Sudden eye pain can be characterized as stabbing, burning, searing, or aching. While it can be related to benign causes, serious eye disorders cannot be ruled out until you get a comprehensive ophthalmology examination. Your eye doctor will implement an appropriate treatment plan once the source of your pain has been identified. Here are some causes of sudden eye pain and which treatment options your ophthalmologist may recommend. 

Optic Nerve Disease

One of the most common optic nerve disorders is glaucoma. Types of glaucoma include wide-angle and acute-angle, and while wide-angle can lead to vision loss, it usually does not cause pain. Conversely, acute-angle glaucoma can lead to severe and sudden eye pain that may be accompanied by blurred vision, loss of peripheral vision, nausea, vomiting, and headache.

It is often treated with eye drops that lower intraocular pressure; however, in some cases, your eye doctor may recommend laser surgery to help facilitate drainage of excess fluid inside your eye. Glaucoma causes high intraocular pressure, which can lead to optic nerve damage.
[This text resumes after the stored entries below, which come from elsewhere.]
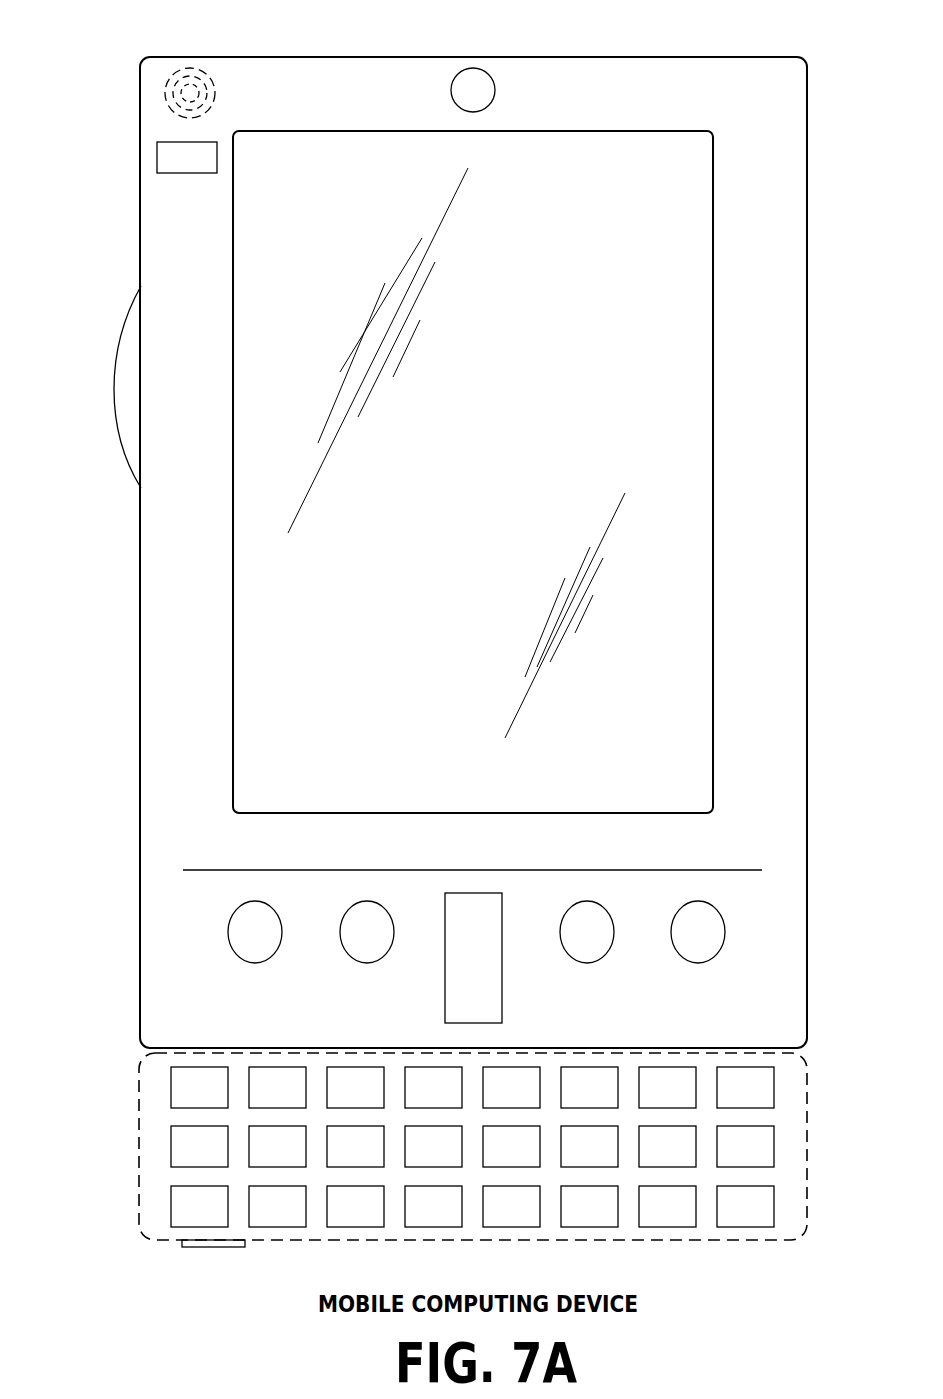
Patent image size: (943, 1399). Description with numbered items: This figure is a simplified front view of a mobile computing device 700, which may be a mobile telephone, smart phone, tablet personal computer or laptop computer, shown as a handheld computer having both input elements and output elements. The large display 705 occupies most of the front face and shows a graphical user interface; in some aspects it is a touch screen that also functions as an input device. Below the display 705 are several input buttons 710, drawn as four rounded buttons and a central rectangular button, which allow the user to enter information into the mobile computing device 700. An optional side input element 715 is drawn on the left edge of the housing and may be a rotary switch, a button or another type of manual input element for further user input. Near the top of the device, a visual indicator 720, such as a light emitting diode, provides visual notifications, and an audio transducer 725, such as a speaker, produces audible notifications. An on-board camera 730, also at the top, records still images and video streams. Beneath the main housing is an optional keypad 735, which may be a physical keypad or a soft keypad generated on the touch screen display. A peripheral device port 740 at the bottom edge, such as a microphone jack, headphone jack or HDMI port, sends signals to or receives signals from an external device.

The mobile computing device 700 is at (773, 57).
The display 705 is at (256, 649).
The input buttons 710 is at (258, 963).
The side input element 715 is at (119, 390).
The visual indicator 720 is at (157, 157).
The audio transducer 725 is at (162, 96).
The on-board camera 730 is at (475, 68).
The keypad 735 is at (150, 1144).
The peripheral device port 740 is at (190, 1250).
Once your intraocular pressure returns to normal, your eye pain will resolve; however, vision problems may remain. 


Uveitis causes inflammation of the uvea, which is the part of your eye that includes the ciliary body, iris, and the choroid. It may be caused by certain autoimmune disorders such as multiple sclerosis or infections, ocular trauma, or tumors.
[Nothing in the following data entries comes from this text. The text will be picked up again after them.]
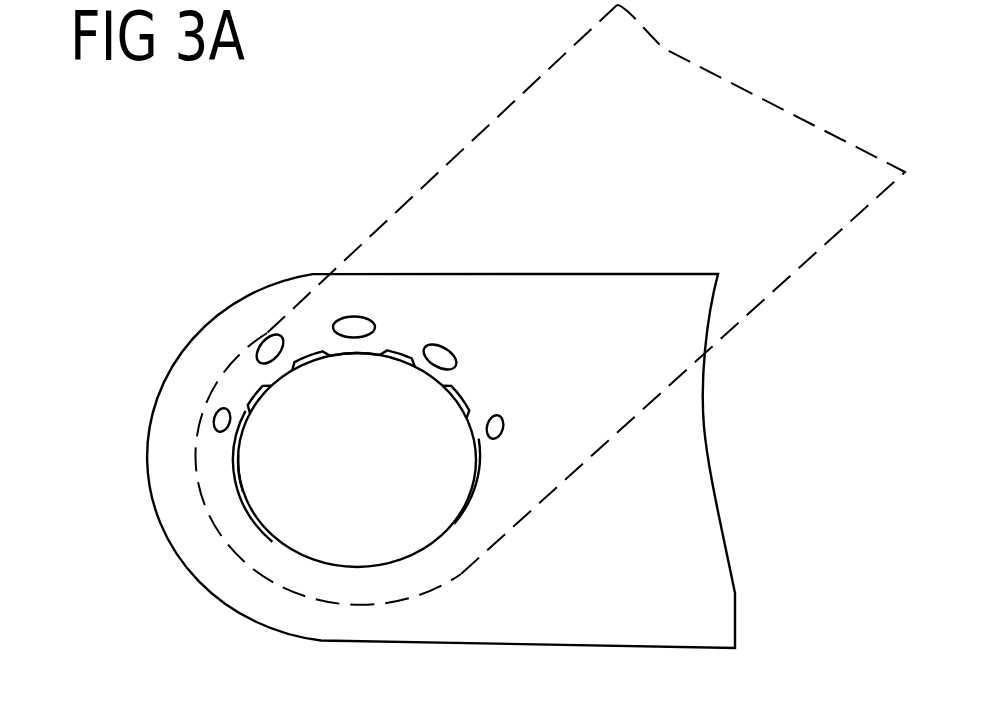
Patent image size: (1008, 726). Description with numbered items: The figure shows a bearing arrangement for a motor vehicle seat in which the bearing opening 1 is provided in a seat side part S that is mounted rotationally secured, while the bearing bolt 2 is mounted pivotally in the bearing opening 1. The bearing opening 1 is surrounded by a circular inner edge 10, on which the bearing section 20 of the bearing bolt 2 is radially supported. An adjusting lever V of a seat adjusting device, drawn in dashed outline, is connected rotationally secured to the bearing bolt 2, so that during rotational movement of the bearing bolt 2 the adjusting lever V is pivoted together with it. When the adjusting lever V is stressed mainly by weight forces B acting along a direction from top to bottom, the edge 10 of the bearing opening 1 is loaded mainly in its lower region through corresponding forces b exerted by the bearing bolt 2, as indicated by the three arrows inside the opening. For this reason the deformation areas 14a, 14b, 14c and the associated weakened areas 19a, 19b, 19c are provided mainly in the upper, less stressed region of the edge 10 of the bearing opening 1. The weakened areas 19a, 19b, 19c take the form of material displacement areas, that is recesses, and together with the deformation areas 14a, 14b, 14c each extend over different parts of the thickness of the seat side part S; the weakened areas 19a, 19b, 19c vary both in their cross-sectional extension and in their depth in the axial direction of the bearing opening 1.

The bearing opening 1 is at (480, 486).
The bearing bolt 2 is at (454, 524).
The edge 10 is at (298, 540).
The deformation area 14a is at (353, 348).
The deformation area 14b is at (422, 365).
The deformation area 14c is at (240, 424).
The weakened area 19a is at (352, 323).
The weakened area 19b is at (262, 344).
The weakened area 19c is at (216, 421).
The bearing section 20 is at (242, 492).
The seat side part S is at (158, 398).
The adjusting lever V is at (422, 207).
The weight forces B is at (605, 235).
The forces b is at (305, 478).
Symptoms of uveitis can develop suddenly and may include severe eye pain, redness, blurred vision, sensitivity to light, vision loss, and seeing spots before your eyes, otherwise known as floaters. The symptoms of uveitis may be unilateral, or they may affect both of your eyes.
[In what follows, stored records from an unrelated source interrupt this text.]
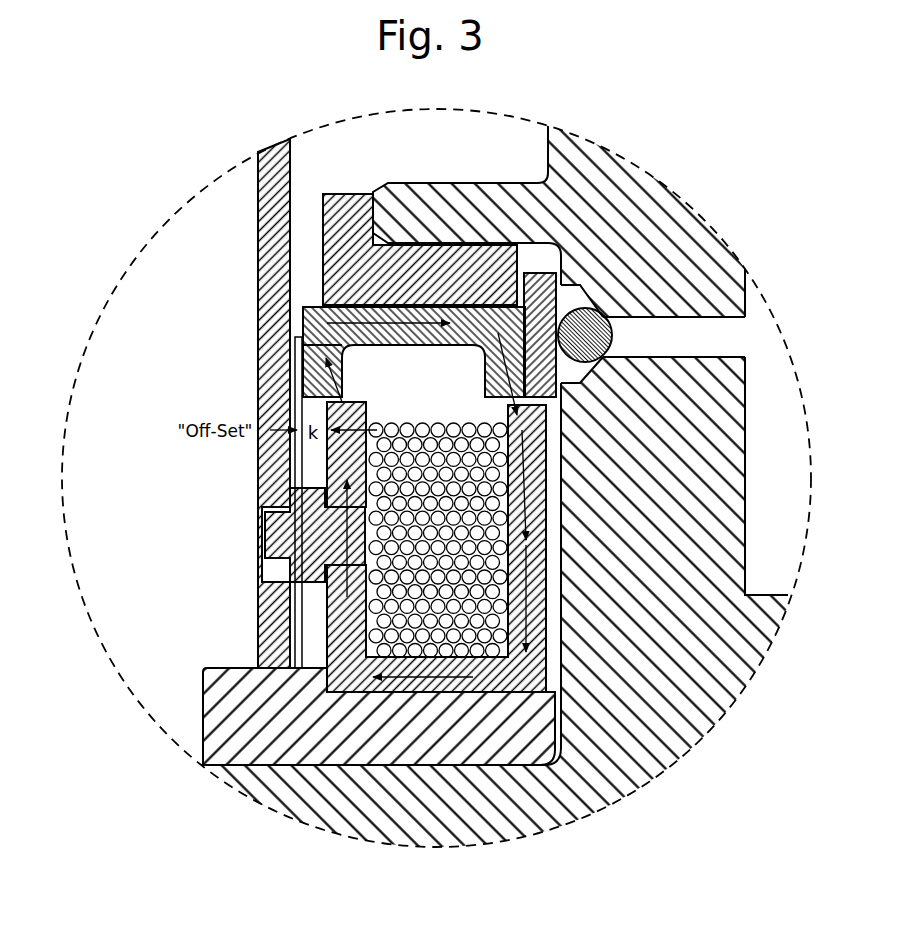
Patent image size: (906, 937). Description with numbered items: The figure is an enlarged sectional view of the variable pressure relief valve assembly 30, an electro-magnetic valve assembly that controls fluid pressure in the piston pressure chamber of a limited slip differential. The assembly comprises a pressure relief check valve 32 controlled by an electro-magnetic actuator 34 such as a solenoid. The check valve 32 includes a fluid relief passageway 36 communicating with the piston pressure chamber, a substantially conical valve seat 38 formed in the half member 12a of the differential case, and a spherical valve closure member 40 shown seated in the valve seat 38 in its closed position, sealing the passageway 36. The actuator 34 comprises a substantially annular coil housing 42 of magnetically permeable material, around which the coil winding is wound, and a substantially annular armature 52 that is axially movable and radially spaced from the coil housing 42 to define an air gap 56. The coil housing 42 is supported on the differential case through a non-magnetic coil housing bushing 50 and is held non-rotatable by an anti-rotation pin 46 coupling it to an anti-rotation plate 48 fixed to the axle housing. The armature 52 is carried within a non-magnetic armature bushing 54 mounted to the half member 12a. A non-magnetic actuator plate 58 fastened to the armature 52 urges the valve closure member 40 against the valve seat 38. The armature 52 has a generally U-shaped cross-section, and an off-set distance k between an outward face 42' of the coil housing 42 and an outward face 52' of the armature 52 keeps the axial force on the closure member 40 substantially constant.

The half member of the differential case 12a is at (322, 812).
The variable pressure relief valve assembly 30 is at (87, 620).
The pressure relief check valve 32 is at (575, 285).
The electro-magnetic actuator 34 is at (551, 657).
The fluid relief passageway 36 is at (727, 338).
The valve seat 38 is at (590, 300).
The valve closure member 40 is at (593, 337).
The coil housing 42 is at (577, 525).
The outward face of the coil housing 42' is at (378, 547).
The anti-rotation pin 46 is at (278, 535).
The anti-rotation plate 48 is at (263, 227).
The coil housing bushing 50 is at (220, 733).
The armature 52 is at (370, 351).
The outward face of the armature 52' is at (281, 371).
The armature bushing 54 is at (337, 200).
The air gap 56 is at (300, 401).
The actuator plate 58 is at (533, 275).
Treatment for uveitis typically includes anti-inflammatory eye drops, antibiotics if your uveitis is caused by a bacterial infection, and corticosteroid medications. It is important to see your eye doctor at the first sign of uveitis.

Failure to treat the early symptoms of uveitis may result in optic nerve damage, macular disorders, glaucoma, cataracts, a detached retina, and, in some cases, total vision loss. Uveitis-related complications may be more common in aging adults and people who have chronic uveitis; however, they can occur in younger people and those with acute uveitis.

If you develop sudden eye pain, visit your eye doctor as soon as possible. Early diagnosis and treatment will help prevent complications such as an increase in pain, a detached retina, glaucoma, and permanent vision loss.